Security & Prosperity

Voters have always demanded security and prosperity as the reward for electing their politicians. The difference today is that both are perceived as being under serious threat. Terrorism has cast a long shadow over the concept of civilisation. Purposeful wars were at least understandable if not morally acceptable. Pointless killings make mankind distinctly inferior to the animals we claim are less developed than us. Terrorism betrays every philosophy the human race has pondered and strikes at the very purpose of life.
Progress was prosperity when I was young. I remember a debate in the early days of Edward Hulton’s Europe House, that precursor to economic and political collaboration, in which the advantages of cooperation were weighed against the sublimation of sovereignty. Cooperation won hands down on both war-avoidance and economic grounds.
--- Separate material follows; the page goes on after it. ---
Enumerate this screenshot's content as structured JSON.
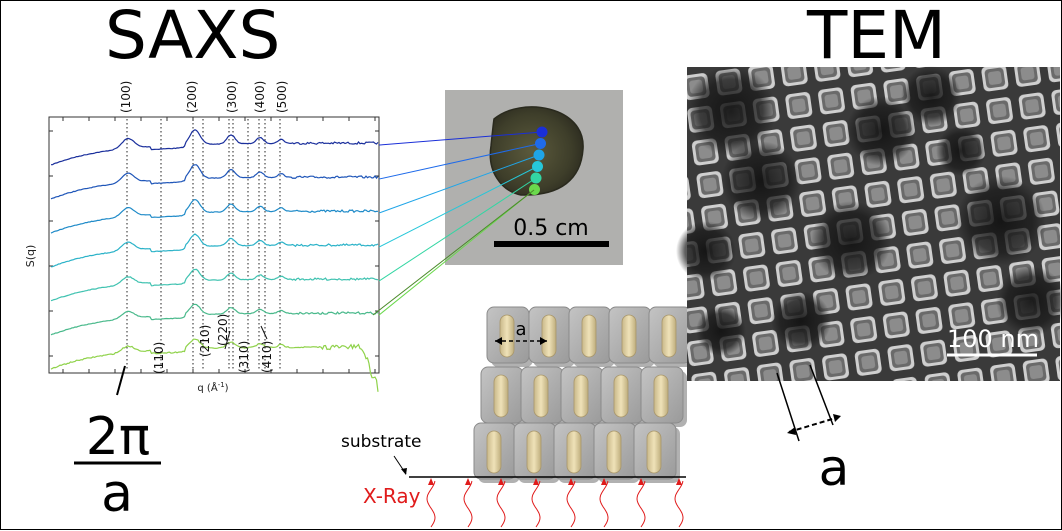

Although it predicated an inexorable shift to the political middle ground, this was accepted as a sign of humankind’s growth in stature, an advance towards reasonable fairness without losing the wit-sharpening competitive streak we were born with.
Now prosperity is threatened as economic power shifts from carbon-based to sustainable energy and labour transfers from humans to robots. Our purposes of, initially, survival, then health, then education, then pleasure, then longevity are on the way to being satisfied. To what purpose shall we then turn? A world full of unemployed people, even if economically provided for, will leave a big gap in our reason for existence. And, as the old saying goes, ‘the devil finds time for idle hands’.
You may say that we are a long way from satisfaction with life. The number of people who come to us for help to find meaning endorses that sentiment. The dissatisfaction we see is often because the distribution of wealth is so abysmally poor. But it is not because of lack of so-called satisfactions for those who have the money to acquire them. It is because the process of acquisition itself becomes unsatisfying. ‘More’ really does often mean ‘worse’.
Governments will rightly continue to provide security and prosperity as a priority. Both may, in the short term, become critical. They must, however, start to look beyond the horizon of material satisfaction as their responsibility. We each have a spirit within us. Whether it survives death we do not know. Suffice it to make life worthwhile, to enable the here-on-earth to be fulfilled. Achieving that requires a whole new education of what works for us.
It is inevitably found in the paradox of what works for others and not of what works for us. Security and prosperity depend on our understanding that, and living it.
When we have grasped it we see the Tree on the other side of the Field. Quite clearly.